2. Contrast the visions of President Eisenhower and Wernher von Braun with respect to the government's role in science and technology. Which seems best suited to today?
3. What is meant by the phrase "command economy?" What were some of the similarities and differences between the command economies of the Soviet Union and the United States during the Cold War?
4. Did the Cold War make America richer or poorer? (Feel free to define "richer" and "poorer" in your own terms.)
5. What role, according to the author, did the paintings of Chesley Bonestell play in the formation of the imagination of the blue sky tribe? Can you think of other instances, throughout history and today, when art placed itself in service to grand projects of the state?
6. Given that most aerospace work was greatly subsidized by the government during the Cold War, what is owed the laid off aerospace worker today? Is his or her predicament significantly different from other victims of corporate layoffs in the 1990s?
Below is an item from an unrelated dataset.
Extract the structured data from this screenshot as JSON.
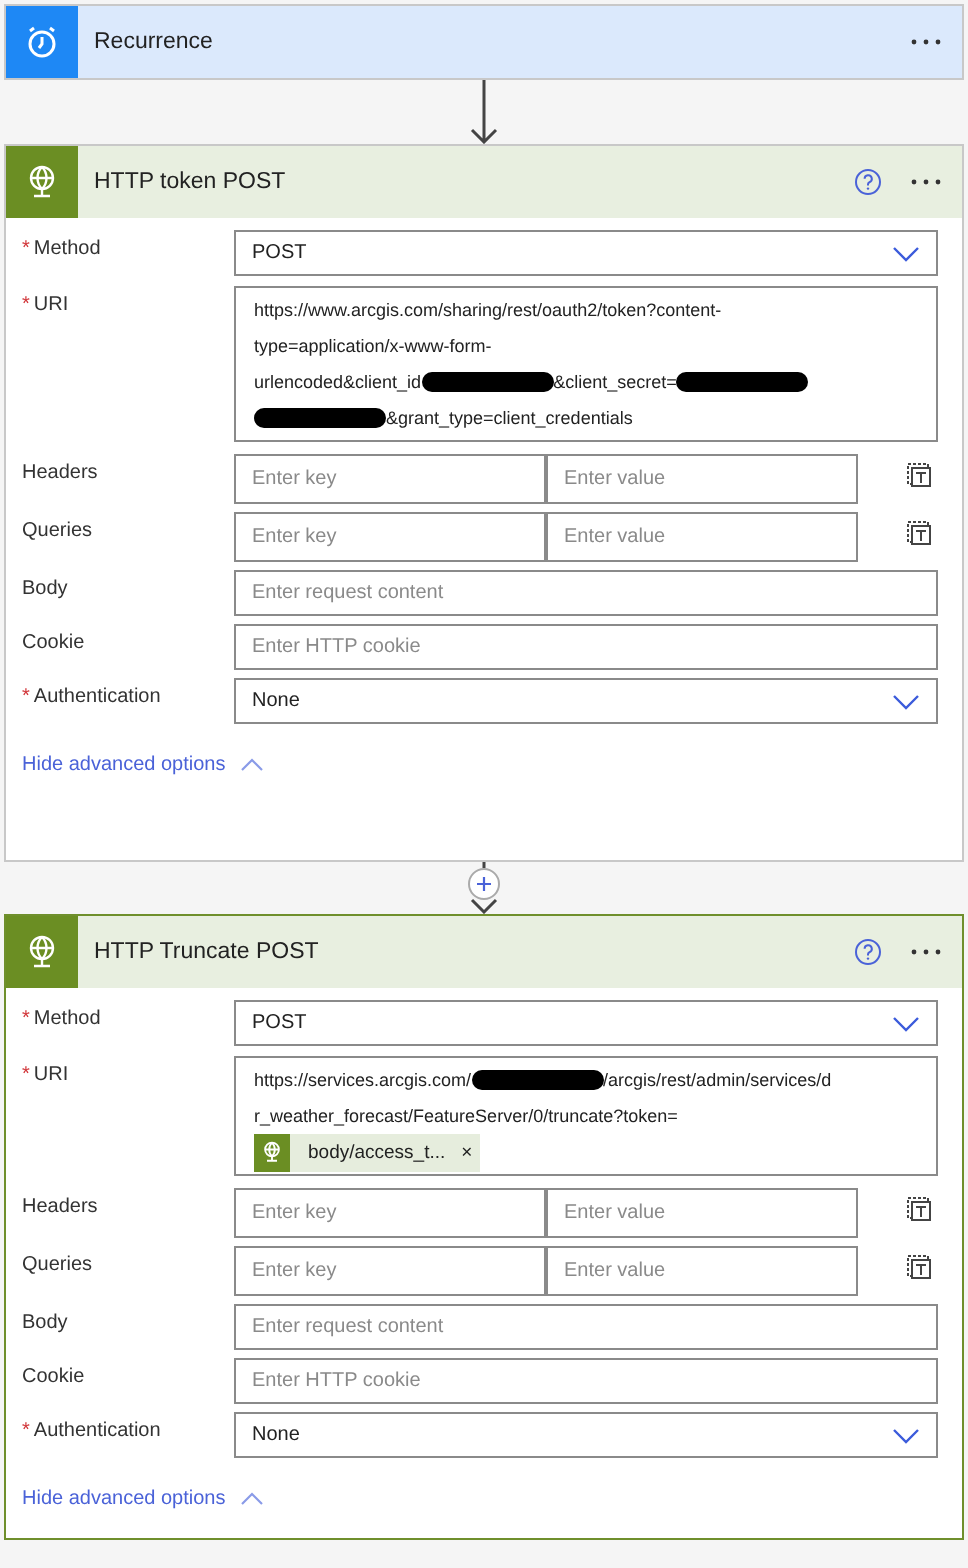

7. What aspects of the "blue sky suburb" served to suppress or promote a feminist consciousness among women like the author's mother? She poured most of her energy, outside the home, into religious activities. Are religion and feminism necessarily antagonistic to one another?
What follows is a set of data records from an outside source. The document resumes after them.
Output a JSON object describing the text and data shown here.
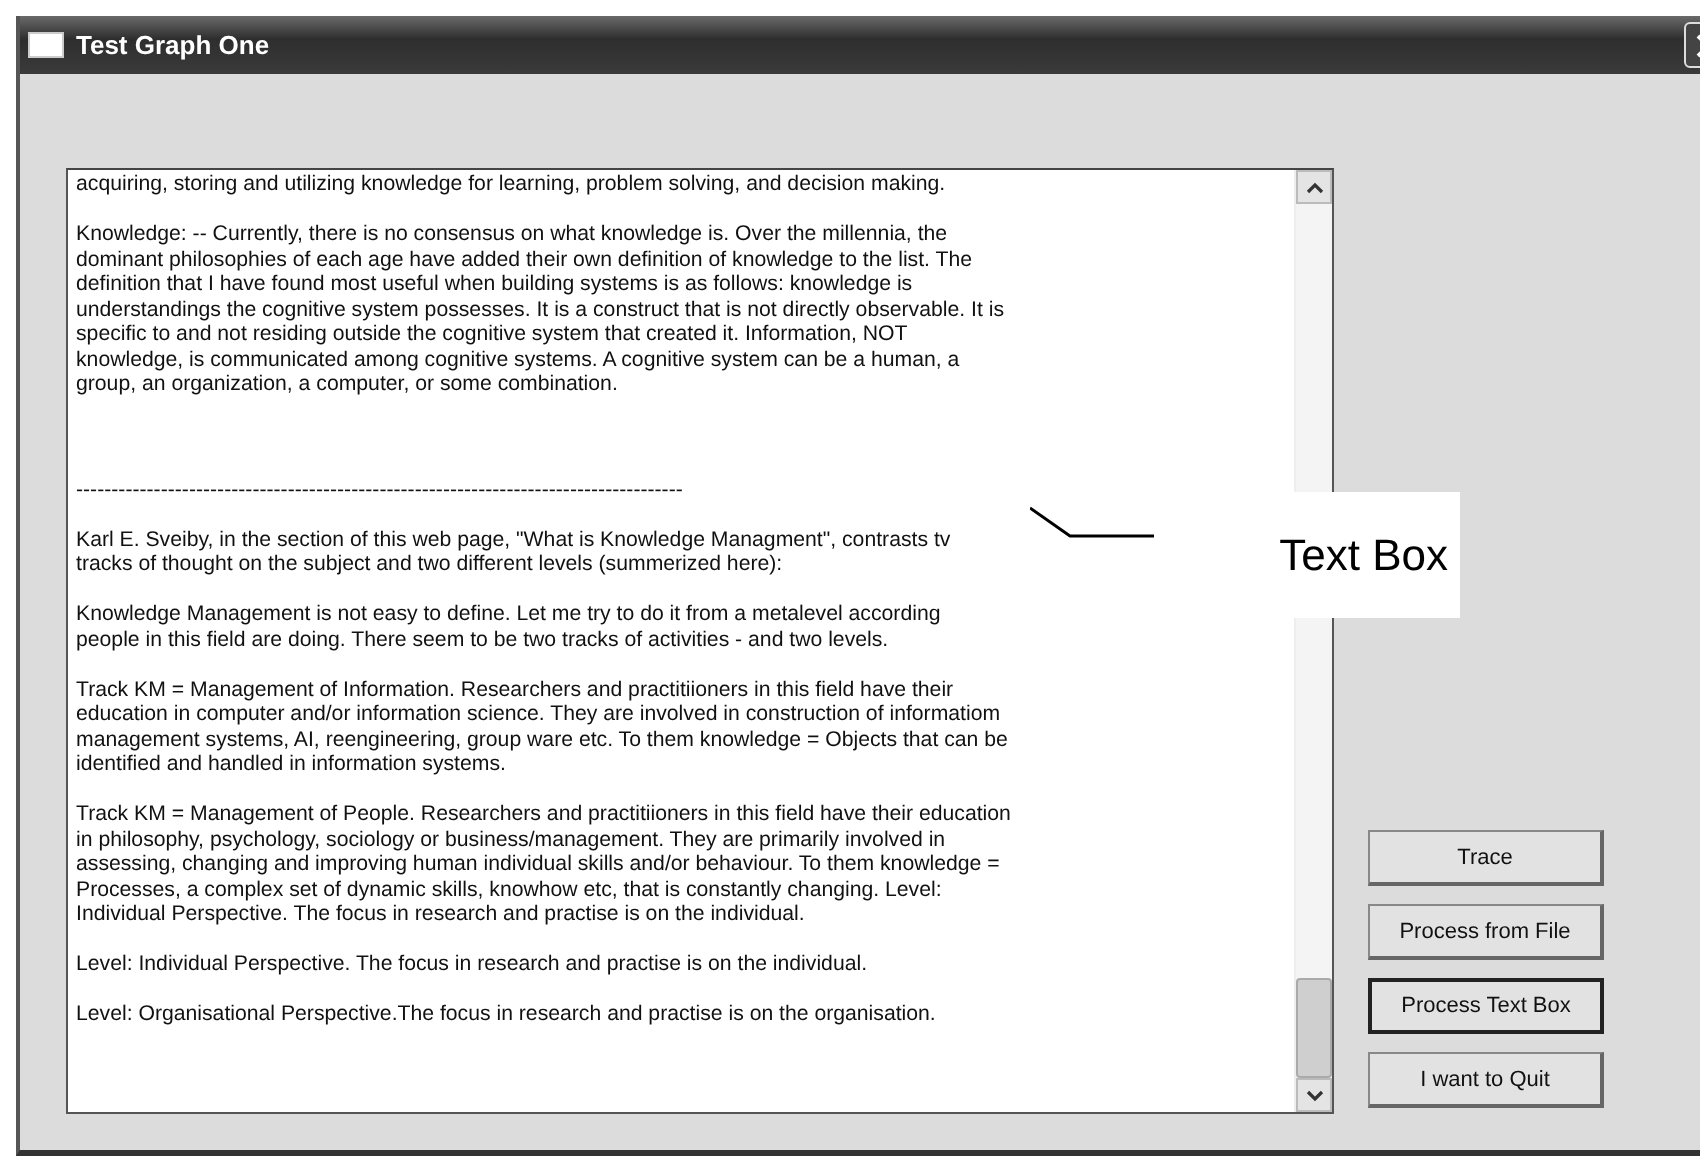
{
  "window": {
    "title": "Test Graph One"
  },
  "text_box": {
    "paragraphs": [
      {
        "kind": "text",
        "lines": [
          "acquiring, storing and utilizing knowledge for learning, problem solving, and decision making."
        ]
      },
      {
        "kind": "text",
        "lines": [
          "Knowledge: -- Currently, there is no consensus on what knowledge is. Over the millennia, the",
          "dominant philosophies of each age have added their own definition of knowledge to the list. The",
          "definition that I have found most useful when building systems is as follows: knowledge is",
          "understandings the cognitive system possesses. It is a construct that is not directly observable. It is",
          "specific to and not residing outside the cognitive system that created it. Information, NOT",
          "knowledge, is communicated among cognitive systems. A cognitive system can be a human, a",
          "group, an organization, a computer, or some combination."
        ]
      },
      {
        "kind": "rule",
        "lines": [
          "--------------------------------------------------------------------------------------"
        ]
      },
      {
        "kind": "text",
        "lines": [
          "Karl E. Sveiby, in the section of this web page, \"What is Knowledge Managment\", contrasts tv",
          "tracks of thought on the subject and two different levels (summerized here):"
        ]
      },
      {
        "kind": "text",
        "lines": [
          "Knowledge Management is not easy to define. Let me try to do it from a metalevel according",
          "people in this field are doing. There seem to be two tracks of activities - and two levels."
        ]
      },
      {
        "kind": "text",
        "lines": [
          "Track KM = Management of Information. Researchers and practitiioners in this field have their",
          "education in computer and/or information science. They are involved in construction of informatiom",
          "management systems, AI, reengineering, group ware etc. To them knowledge = Objects that can be",
          "identified and handled in information systems."
        ]
      },
      {
        "kind": "text",
        "lines": [
          "Track KM = Management of People. Researchers and practitiioners in this field have their education",
          "in philosophy, psychology, sociology or business/management. They are primarily involved in",
          "assessing, changing and improving human individual skills and/or behaviour. To them knowledge =",
          "Processes, a complex set of dynamic skills, knowhow etc, that is constantly changing. Level:",
          "Individual Perspective. The focus in research and practise is on the individual."
        ]
      },
      {
        "kind": "text",
        "lines": [
          "Level: Individual Perspective. The focus in research and practise is on the individual."
        ]
      },
      {
        "kind": "text",
        "lines": [
          "Level: Organisational Perspective.The focus in research and practise is on the organisation."
        ]
      }
    ]
  },
  "callout": {
    "label": "Text Box"
  },
  "buttons": [
    {
      "label": "Trace",
      "focused": false
    },
    {
      "label": "Process from File",
      "focused": false
    },
    {
      "label": "Process Text Box",
      "focused": true
    },
    {
      "label": "I want to Quit",
      "focused": false
    }
  ]
}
8. The stay-at-home mother is a fading reality in America. In the case of the author's family, what were some of the positives and negatives created by having mother at home full time? Compare this family arrangement with your own.
9. Social observers at mid-century saw in American culture an increasing faith in scientific rationalism and individualism. They predicted that the United States would become an ever-more-secular nation. Have their predictions come true? Offer evidence.
10. What role did the military play in the development of the personal computer? Do you think such a commercially successful machine could have been developed as quickly (or at all) without Pentagon support? Can you think of other everyday technologies that were brought into existence by military support playing a key role in their development?
11. Systems engineering, as honed by aerospace, has proved itself capable of tackling hugely complex technological problems. What is the underlying philosophy of systems engineering? Can systems engineering be used effectively to provide solutions to social problems as well? Why or why not?
12. "Blue sky children," those who grew up in communities like the author's, are approaching middle age now. What advantages do they enjoy in today's world? What disadvantages?
13. President Kennedy is quoted: "We choose to go to the moon...because that goal will serve to organize and measure the best of our energies and skills." Do you think large government projects can do such a thing in American society? Why or why not?
14. Compare the author's young adulthood with his father's. How much of the difference, do you think, is due to personality, and how much is due to the changes in society?
15. The author portrays his childhood swim team as a method for preparing children for corporate life. Given your best guess at how the world of work is evolving, what would be the best way to train today's children for that world?
16. Wernher von Braun is described by the author as a morally conflicted, if brilliant, salesman. Can you think of similar public visionaries today?